Multiply that monthly rent by 150 to figure out the most you should ever pay.
If you think you could rent out that unit in Duo for say…$1200 a month… Then $180,000 is the most you should ever pay.
The price will eventually fall to be in line with equivlant rent and my feeling is if you bought now you would lose about 70K over the next 2 years.
guys if you do not buy you have to rent it. you either buy or rent it.
when you buy you get tax benefits plus you can turn your condo into cash.
if you rent 2000$ for 10 years
thats more 240.00$ per year or $240.000 in 10 years so you get condo for free plus you deduct taxes so you basically get it for free and in 10 years you sell it and it will be more than you have paid for.
if you have brain long term real estate is good deal
Joe, I’m sorry but your post just doesn’t make any sense.
Also, don’t forget about property taxes and maintenance fees when you look at the rent vs buy decision.
2000$ per month for 10 years is 24.000*10=240.000$ i think that s what he meant and u have the tax deductions which basically come to cover ur maintenance fees..
so rent for 10 years buy forever…that s the idea…(i know there s the mortgage to take into acccount….but he seemed not bothered by that)
there are enough people who can spend 300k on a condo they will rent to you and than in 10 years when they get 240k from rent will sell that condo to you for 500k and at that time you will finally decide to buy cause it is a boom market and everybody is buying.
buy when noone wants to buy and sell when everybody wants to buy!
Ultimatley, if you rent or buy with that 240,ooo over 10 years that should pay off the majority of the morgage if you bought a condo lets say at 300k. In 10 years worst case when you sell let’s say at 300k you break even because you get all your money back. Chanches are in 10 years it will prob be worth more so you’ll get all your 300k back and taxes and maintence back.
Jose Laya said:
“In the last 10 years we have experienced two huge booms:
1) The stock market boom of the late 90’s,
2)The real estate boom of the last 5 years
Those two events have created an unprecented amount of wealth, not only in this city and State , but throughout the World. We may never experience two huge events back-to-back like that in our lifetime.”
I don’t know if you remember, but all that “wealth” that was created during the stock market boom was given back when the market went bust.
Housing will do the same. Prices won’t bottom for years. And then they will go up much more slowly than before because you won’t see the wild west days of the “even a homeless man gets a loan” mortgage business again anytime soon.
South Beach will do better than other areas, but prices will still fall a lot from their peak. There is a lot more supply “waiting” than there is demand “waiting on the sidelines”.

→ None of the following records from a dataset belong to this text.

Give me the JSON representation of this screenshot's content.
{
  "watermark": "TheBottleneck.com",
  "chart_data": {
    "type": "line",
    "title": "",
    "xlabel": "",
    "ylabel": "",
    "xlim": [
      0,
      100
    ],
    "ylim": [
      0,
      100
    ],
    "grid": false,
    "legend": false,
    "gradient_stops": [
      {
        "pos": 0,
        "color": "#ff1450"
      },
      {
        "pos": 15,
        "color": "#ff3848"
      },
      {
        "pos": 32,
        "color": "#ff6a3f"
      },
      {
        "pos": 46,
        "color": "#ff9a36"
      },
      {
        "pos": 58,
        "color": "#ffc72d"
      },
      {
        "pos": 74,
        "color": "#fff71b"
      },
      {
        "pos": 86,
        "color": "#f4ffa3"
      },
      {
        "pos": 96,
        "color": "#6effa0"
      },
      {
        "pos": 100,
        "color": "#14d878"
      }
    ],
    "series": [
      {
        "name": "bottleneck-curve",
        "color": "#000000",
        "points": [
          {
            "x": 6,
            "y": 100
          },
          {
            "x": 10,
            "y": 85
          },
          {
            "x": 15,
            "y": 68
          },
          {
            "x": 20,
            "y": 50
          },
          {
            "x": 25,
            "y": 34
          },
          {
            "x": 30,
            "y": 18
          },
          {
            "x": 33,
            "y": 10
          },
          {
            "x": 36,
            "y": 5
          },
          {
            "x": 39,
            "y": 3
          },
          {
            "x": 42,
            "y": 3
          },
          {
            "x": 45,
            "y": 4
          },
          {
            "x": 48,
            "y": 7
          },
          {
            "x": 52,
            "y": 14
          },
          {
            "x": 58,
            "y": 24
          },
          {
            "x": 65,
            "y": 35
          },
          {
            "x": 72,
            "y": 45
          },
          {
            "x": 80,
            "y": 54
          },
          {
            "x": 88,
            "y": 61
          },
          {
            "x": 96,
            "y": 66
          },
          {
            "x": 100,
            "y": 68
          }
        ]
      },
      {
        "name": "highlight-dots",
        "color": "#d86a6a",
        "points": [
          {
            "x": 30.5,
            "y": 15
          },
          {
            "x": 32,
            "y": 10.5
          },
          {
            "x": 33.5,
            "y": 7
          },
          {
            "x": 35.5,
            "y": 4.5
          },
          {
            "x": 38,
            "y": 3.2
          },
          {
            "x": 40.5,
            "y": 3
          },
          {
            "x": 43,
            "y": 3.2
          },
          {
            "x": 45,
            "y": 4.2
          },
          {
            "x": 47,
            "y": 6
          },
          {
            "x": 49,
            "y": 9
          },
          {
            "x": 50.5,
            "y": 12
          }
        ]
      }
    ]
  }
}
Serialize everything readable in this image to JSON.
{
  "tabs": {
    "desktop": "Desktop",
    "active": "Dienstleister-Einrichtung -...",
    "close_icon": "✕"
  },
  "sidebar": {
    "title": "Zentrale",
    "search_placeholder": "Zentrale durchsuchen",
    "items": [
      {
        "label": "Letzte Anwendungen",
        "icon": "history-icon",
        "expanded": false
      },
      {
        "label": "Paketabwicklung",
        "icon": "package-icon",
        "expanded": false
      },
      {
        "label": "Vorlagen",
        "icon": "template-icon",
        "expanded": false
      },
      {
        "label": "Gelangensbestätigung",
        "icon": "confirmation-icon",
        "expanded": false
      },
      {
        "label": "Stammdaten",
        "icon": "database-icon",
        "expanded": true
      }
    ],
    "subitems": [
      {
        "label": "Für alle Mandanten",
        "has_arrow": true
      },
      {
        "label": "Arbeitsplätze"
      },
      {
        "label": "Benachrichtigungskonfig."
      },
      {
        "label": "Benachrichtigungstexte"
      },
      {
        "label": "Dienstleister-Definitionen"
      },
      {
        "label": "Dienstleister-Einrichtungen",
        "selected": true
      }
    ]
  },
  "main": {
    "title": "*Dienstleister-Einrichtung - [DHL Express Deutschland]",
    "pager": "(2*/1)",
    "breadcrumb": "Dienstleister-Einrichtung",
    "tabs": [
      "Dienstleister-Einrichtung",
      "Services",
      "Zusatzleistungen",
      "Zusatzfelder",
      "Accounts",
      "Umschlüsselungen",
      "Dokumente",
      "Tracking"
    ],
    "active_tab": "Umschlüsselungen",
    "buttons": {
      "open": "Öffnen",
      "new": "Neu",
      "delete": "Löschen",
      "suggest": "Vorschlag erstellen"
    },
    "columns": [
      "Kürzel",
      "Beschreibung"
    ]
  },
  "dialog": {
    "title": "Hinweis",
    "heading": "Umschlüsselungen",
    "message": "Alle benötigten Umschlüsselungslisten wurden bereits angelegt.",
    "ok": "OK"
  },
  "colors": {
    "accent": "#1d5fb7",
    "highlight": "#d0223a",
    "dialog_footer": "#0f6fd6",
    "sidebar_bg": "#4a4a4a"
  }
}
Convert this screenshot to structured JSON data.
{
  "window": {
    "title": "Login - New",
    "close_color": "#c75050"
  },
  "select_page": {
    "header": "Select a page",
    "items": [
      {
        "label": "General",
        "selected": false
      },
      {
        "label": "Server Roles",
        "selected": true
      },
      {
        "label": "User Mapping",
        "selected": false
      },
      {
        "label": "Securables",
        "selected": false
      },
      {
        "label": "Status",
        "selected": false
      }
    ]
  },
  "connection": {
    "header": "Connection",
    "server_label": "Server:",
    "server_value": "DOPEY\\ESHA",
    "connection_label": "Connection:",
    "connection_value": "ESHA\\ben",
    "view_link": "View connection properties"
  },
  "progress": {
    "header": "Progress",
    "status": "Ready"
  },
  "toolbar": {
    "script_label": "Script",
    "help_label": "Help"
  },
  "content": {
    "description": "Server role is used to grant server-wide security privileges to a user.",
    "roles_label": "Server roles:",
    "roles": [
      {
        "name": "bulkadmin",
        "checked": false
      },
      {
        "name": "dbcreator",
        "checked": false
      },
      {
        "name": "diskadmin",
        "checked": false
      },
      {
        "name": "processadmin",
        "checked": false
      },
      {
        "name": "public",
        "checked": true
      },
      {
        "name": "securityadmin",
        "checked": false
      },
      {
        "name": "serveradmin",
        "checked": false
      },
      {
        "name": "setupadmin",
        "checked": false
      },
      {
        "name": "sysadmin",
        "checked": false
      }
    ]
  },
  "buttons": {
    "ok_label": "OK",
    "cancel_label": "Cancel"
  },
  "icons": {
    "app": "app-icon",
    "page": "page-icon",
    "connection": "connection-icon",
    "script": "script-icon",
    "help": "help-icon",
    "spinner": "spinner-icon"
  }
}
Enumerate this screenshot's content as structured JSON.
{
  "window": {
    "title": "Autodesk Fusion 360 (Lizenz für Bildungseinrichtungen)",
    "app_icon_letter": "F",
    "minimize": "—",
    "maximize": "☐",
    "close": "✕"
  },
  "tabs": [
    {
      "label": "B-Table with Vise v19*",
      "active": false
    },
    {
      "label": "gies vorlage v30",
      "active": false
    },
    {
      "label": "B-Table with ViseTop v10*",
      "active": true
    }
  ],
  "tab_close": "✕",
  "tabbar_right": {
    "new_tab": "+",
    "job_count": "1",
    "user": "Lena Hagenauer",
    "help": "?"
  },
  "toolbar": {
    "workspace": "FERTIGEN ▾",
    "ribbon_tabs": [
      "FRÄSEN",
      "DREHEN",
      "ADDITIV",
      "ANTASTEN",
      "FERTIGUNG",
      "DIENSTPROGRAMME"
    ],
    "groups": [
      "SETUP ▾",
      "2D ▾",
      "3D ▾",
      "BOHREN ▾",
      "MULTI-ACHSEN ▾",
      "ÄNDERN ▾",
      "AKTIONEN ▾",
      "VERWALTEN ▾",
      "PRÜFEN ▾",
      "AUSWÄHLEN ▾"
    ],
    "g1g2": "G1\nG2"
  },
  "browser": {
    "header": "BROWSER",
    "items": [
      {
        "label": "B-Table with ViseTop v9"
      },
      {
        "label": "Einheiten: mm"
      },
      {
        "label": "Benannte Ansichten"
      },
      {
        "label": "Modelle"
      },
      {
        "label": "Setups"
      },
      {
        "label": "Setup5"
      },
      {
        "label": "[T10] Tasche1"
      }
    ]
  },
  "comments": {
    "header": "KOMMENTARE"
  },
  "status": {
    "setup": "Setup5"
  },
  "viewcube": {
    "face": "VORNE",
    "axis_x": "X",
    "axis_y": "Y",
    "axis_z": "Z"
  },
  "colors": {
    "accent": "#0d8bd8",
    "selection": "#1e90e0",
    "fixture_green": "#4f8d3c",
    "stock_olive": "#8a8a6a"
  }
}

Great comments all. Just want to add a couple cents worth here. I think everyone’s concerns about wholesale lending standards being the driver of mortgage prices is right on, but I think everyone is over-concered about the reaction from banks on these standards. Yes, for the immediate short term, lending standards will revert back to the pre-Alt-A days, but the corner will turn. When it does, look for 125% loans to A-paper types at first, to help refinance bad loans they got into the last couple years. After that, look for the Alt-A loans programs to make a slow progression back. You won’t have 100% SISA with a 580, but 100% SIVA with a 660 is going to be back far sooner than anyone realizes. In fact, some adventurous banks are still doing those loans! (just not for condos!)